Fifth and finally, Primoratz gives us two extended applications of his theory. The first of these, the Allied bombing of German citizens in Hamburg and Dresden, is the less controversial of the two. The other, which deals with the Palestinian-Israeli conflict, will undoubtedly be more controversial in the eyes of many readers. Primoratz sees the Palestinians, the Zionists, and the state of Israel as engaging in terrorism and as being in the wrong. Many would dispute Primoratz's claim that Israel has "never faced an imminent threat of a moral disaster" (174), but even such disputes are worthwhile, for they focus attention on the genuinely important moral issues.

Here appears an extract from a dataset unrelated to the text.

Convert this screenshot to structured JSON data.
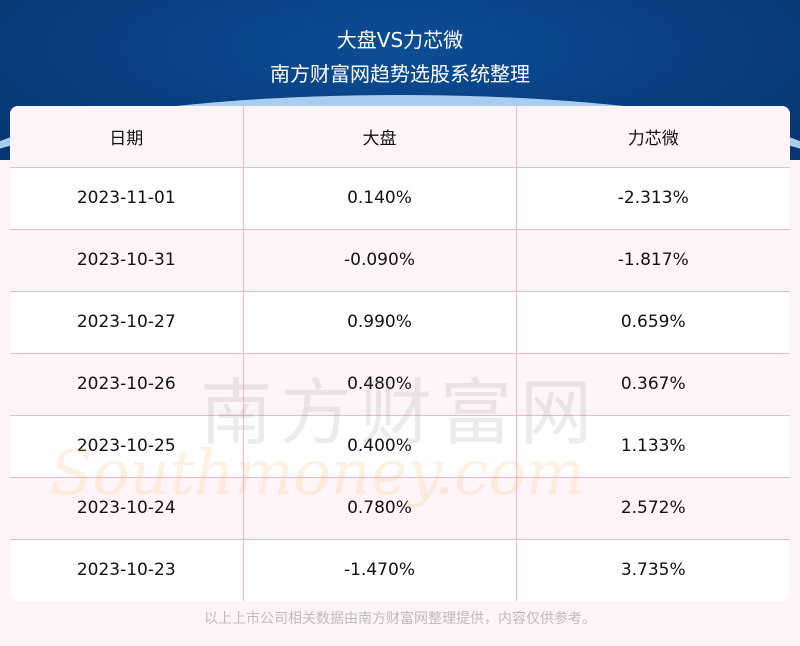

Primoratz has done an admirable job of delineating the conceptual and moral contours of terrorism in the twentieth century, yet the terrain depicted in this fine work is rapidly changing, changing in ways that will profoundly alter our perception of terrorism and the instruments of its harm. The twentieth century paradigm is still one of brute force, of maiming and torturing and killing, but the twenty-first century has ushered in a new dimension of warfare by remote control. At first this transformation will only occur within the armed forces of major nations, but it is already well underway. Some of my students who want to become naval aviators are being told by their commanders that this will likely be the last generation of human pilots, and already drone warplanes have successfully landed on carrier decks. DARPA's grand challenge for robotic cars insures that the military will have sophisticated driverless convoy trucks that can speed through the night without lights. Its latest challenge, the first round of which was in December 2013, is aimed at robotic soldiers. Star Wars seems less a fiction that it did even ten years ago. Many, presumably including Primoratz, find this asymmetry morally disturbing, and I hope in his future work Primoratz directs his attention to this issue.

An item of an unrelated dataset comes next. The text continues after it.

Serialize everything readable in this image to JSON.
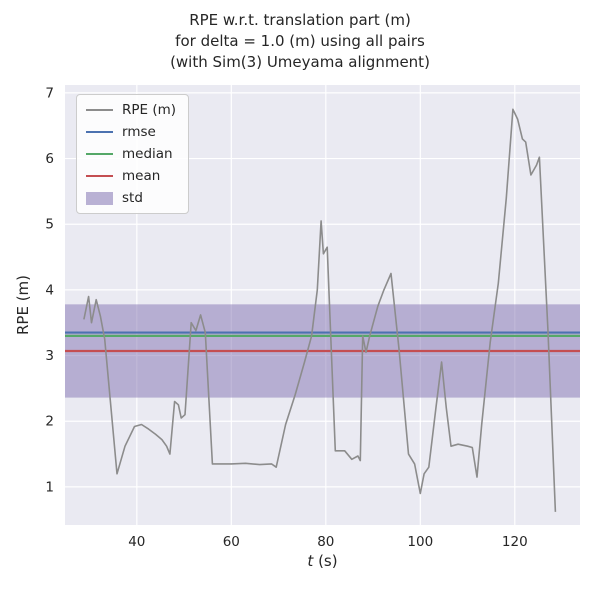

In the last decade, we have also seen a steady shift away from the traditional terrain of conflict -- the battlefield in wars, often the city in terrorist attacks -- toward conflict in or through the virtual world. No one is killed, at least directly, but many live under the constant threat of Bentham's Panopticon. The Snowden papers reveal a massive, multinational surveillance state capable of tracking the movements and even thoughts of everyday citizens. Yet this does not stop with mere surveillance, although -- if Foucault is right -- the adjective "mere" has no place here. From what little we can see, it appears that many nations -- including the United States -- are engaged in cyber attacks against other countries, and there is little doubt that these will escalate. It is not clear if these have escalated to terrorism yet, since often they do not target innocent victims in order to coerce a policy change, but such developments have a certain inevitability about them. The control of financial transactions has been a major instrument of American anti-terrorism and anti-drug policy, and it is easy to see the ways in which an individual can suddenly be cut off from access to money (suspending your ATM and charge cards), travel (with airport screening), and communication (with monitoring of voice as well as text traffic). The increasing emphasis on secrecy -- which seems simply to produce more leaks -- is matched by the unprecedented criminal prosecution of leaks by the Obama administration and its aggressive pursuit of Chelsea Manning, Julian Assange, and Edward Snowden. To be sure, this is not prosecution of the completely innocent, but one cannot help but wonder whether it is not also an attempt to "send a message" to all citizens that they, too, are in jeopardy. We are not there yet, thankfully, but there is little indication that we are going to change course and veer away from this destination. The telos, as it were, is a state that has total information awareness but which carefully guards its own internal works from outside scrutiny. Its method of choice will not be the guillotine but cyber isolation, rendering potentially threatening individuals and groups powerless, impotent to pursue their agenda. This may become the face of twenty-first century terrorism.